Впервые Гольдман вызвал интерес у Чернова, когда они однажды разговорились в такси по дороге на совещание в министерство. Проезжали мимо одного из шестиэтажных уродцев тридцатых годов.

— Пгрелесть! — прокартавил Гольдман и зачмокал губами.

Чернов хихикнул, думая, что тот шутит.

— Что вы смеетесь? — повернулся к нему Гольдман. — Это мудгро сделано — делал Павел Липковский. Этот человек очень талантливо чувствовал пгростгранство. Тут очень тонкая иггра пгропогрций.

За десять минут пути Чернов услышал удивительно глубокую лекцию о сути конструктивистского мышления. И впервые взглянул на проблему иначе.

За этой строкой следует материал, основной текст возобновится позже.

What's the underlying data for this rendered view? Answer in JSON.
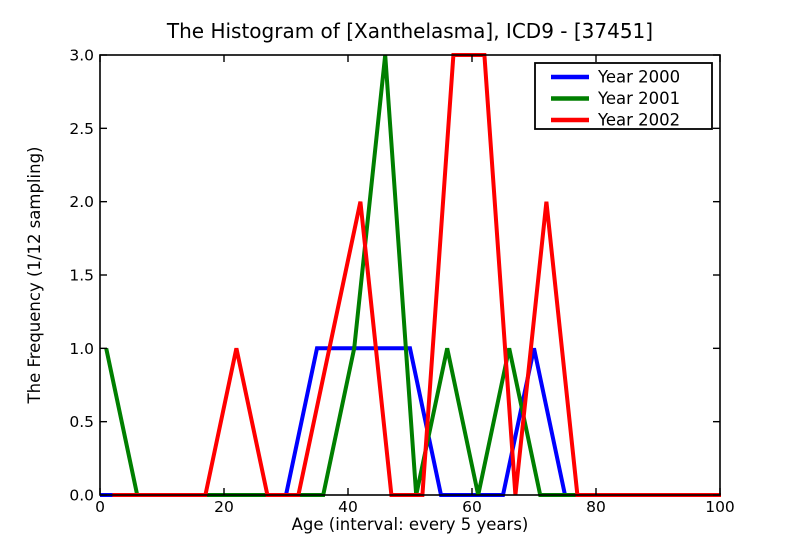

Потом грянул гром. Некий американец, осматривая институт, более всего интересовался, где мистер Гольдман и как бы он мог с ним встретиться. С большим опозданием перевели из японского архитектурного ежегодника большую почтительно поданную статью по сложнейшей проблеме новых принципов развязки дорог за подписью «ЕВГ. ГОЛЬДМАН». Приезжали из Польши. Пришло приглашение на конференцию в Канаду. Приехал в поисках товарища Гольдмана аспирант из Болгарии. Завертелось. Никуда Гольдман не поехал — ему просто не передали приглашений. Во-первых, не знали, можно ли, а во-вторых, ну просто, очевидно, нельзя было показывать иностранцам, даже дружественным, этого шепелявого гражданина в перхоти. В Канаду съездили Кроманов и Ярмак. Болгарина отвадили, свалив его на Чернова. Тот его пару раз сводил в ресторан, болгарин потом прислал Чернову пару хороших вагонов и тепловозов — тем дело и кончилось.